Complete guide to BS-RoFormer / Mel-Band RoFormer: using 2026's highest-quality source separation in production

An explanation, faithful to the official papers, of source separation's current SOTA: BS-RoFormer (Band-Split RoPE Transformer) and Mel-Band RoFormer. It shows the implementation needed for production: why it's the highest quality (band-split × RoPE Transformer), the SDX23 1st-place / MUSDB18HQ 9.80 dB track record, the execution code in audio-separator, the reality of VRAM/speed and OOM countermeasures, and choosing between it and MDX-Net.

Published
Reading time
9 min read
Author
友田 陽大
Share

The goal of this article

As you research source-separation models, you always arrive at RoFormer. Not Demucs, not UVR5/MDX-Net, but the lineage said to have the highest separation quality as of 2026 — that's BS-RoFormer (Band-Split RoPE Transformer) and Mel-Band RoFormer. In fact, the default model of the standard library audio-separator is BS-RoFormer.
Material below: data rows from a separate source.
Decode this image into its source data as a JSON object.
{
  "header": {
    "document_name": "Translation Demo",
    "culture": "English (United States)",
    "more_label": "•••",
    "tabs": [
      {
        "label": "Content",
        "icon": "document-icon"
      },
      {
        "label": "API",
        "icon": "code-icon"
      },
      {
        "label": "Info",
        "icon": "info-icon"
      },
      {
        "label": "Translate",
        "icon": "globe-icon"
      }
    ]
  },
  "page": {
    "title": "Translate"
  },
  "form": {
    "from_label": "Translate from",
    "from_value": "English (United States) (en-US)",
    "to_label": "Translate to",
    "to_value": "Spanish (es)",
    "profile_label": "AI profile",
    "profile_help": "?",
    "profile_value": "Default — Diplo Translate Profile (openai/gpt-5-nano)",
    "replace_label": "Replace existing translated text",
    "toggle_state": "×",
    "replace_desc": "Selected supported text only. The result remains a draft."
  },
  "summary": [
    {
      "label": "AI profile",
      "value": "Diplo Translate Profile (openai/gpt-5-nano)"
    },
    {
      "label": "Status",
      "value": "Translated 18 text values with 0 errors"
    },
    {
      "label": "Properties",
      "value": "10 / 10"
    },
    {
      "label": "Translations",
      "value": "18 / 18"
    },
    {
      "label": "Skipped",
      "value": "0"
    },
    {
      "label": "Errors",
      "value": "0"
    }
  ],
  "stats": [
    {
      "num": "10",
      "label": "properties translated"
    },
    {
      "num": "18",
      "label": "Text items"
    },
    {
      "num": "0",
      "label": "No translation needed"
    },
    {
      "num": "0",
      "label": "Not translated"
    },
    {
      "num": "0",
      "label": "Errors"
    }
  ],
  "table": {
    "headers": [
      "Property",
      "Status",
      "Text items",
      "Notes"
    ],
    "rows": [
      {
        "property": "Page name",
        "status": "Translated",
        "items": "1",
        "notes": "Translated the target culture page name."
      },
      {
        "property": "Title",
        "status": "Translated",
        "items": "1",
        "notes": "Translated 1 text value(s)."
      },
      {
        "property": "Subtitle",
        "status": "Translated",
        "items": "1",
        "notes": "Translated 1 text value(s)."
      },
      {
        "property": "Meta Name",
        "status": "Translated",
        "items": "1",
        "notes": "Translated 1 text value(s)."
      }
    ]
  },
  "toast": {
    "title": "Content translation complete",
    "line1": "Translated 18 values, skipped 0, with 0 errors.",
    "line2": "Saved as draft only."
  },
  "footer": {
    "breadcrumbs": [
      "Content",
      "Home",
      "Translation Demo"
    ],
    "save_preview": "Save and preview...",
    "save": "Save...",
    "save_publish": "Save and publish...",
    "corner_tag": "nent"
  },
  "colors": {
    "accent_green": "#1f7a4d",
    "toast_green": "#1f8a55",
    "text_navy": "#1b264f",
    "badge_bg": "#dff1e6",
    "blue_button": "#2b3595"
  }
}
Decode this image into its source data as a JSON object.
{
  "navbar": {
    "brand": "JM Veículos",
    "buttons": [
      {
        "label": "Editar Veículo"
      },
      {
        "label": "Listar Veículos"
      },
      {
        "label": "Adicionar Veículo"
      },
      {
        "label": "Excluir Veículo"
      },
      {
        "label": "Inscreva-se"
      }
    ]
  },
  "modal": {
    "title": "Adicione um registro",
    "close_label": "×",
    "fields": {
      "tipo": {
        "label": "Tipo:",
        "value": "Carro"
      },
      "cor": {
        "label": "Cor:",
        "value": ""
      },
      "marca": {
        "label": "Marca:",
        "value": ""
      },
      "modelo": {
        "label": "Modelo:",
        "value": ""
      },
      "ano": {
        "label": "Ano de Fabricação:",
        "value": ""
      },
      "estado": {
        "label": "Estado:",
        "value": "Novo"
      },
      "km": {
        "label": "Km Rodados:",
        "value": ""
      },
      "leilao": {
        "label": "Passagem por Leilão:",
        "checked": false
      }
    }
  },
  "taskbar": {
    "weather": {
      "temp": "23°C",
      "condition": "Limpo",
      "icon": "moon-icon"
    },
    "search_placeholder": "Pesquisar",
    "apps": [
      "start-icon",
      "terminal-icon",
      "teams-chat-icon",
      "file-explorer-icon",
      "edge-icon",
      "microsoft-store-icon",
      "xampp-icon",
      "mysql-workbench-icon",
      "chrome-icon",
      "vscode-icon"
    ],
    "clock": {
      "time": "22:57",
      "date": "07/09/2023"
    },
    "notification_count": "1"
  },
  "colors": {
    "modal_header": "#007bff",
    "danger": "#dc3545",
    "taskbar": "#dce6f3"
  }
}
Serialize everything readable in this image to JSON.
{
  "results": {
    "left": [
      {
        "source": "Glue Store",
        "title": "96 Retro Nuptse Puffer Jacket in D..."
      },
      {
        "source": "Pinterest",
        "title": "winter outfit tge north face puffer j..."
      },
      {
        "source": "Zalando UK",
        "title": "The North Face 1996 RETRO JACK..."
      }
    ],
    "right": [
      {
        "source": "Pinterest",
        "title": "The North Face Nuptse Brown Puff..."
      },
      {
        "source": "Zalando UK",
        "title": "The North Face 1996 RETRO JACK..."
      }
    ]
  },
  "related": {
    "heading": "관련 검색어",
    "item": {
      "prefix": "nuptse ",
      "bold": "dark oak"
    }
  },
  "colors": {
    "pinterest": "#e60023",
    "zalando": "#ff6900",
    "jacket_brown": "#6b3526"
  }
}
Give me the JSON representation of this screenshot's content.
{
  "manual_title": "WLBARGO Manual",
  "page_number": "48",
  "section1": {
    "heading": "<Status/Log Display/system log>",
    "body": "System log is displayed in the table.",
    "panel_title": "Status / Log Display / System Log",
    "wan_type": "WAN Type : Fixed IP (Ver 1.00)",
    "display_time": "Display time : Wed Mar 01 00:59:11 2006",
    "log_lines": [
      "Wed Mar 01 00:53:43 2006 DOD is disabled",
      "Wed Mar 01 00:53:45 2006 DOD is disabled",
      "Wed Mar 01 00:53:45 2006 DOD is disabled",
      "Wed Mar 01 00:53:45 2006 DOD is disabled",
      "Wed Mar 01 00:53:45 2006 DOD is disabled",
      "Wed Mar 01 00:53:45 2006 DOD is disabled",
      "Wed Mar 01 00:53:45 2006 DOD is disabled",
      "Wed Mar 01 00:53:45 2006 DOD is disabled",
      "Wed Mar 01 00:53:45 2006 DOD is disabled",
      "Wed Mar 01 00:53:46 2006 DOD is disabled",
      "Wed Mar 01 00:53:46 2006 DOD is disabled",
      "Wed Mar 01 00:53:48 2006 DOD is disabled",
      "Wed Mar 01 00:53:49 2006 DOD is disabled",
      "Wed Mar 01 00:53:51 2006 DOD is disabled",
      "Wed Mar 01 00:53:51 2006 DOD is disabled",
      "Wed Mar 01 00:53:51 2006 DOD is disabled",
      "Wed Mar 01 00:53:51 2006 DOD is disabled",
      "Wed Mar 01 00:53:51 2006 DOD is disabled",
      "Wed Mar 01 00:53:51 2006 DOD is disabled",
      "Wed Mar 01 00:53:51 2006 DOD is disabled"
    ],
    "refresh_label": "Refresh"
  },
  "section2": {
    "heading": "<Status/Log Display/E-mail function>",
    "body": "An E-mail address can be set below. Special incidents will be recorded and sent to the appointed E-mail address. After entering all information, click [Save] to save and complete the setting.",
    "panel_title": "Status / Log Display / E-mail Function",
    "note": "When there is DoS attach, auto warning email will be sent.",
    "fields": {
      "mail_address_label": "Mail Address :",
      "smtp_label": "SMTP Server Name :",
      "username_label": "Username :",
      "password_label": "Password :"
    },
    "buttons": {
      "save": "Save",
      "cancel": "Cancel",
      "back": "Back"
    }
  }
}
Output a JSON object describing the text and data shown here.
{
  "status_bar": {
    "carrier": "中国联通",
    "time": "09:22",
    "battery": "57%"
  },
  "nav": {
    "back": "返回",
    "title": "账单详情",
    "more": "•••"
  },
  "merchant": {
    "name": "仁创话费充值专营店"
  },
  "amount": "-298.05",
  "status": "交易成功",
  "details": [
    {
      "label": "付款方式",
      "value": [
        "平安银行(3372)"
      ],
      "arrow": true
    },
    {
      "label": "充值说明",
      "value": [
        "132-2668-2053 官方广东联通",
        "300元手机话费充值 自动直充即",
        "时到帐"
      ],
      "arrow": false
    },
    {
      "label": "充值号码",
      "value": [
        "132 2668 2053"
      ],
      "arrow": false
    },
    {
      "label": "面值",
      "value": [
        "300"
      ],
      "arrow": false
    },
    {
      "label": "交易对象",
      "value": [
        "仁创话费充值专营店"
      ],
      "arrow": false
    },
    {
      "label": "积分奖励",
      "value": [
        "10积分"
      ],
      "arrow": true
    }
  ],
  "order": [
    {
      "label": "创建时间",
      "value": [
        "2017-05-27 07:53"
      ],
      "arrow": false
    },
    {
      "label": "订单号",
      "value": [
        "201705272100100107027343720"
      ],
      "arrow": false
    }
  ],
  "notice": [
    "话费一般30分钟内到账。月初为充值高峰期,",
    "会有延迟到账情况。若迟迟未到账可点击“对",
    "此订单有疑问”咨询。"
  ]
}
This piece explains this latest SOTA faithfully to the official papers (arXiv) and takes it to where you can use it in production starting today. When you finish reading, you'll be able to:

  1. Explain to others why RoFormer is the highest quality (band-split × RoPE Transformer).
  2. Run BS/Mel-Band RoFormer in audio-separator and confirm the quality on your own audio.
  3. Judge when you should use RoFormer and when to stay with MDX-Net, given the reality of VRAM and speed.

About the author (reliability disclosure): I have single-handedly designed, implemented, and run in production an AI video-localization platform that has source separation as its first stage. I operate a design that switches models per material — "MDX-Net for speed, RoFormer for top quality" — and the choices here are knowledge from actually weighing cost against quality. For how to choose tools overall, see the selection guide; Demucs is collected in its dedicated guide.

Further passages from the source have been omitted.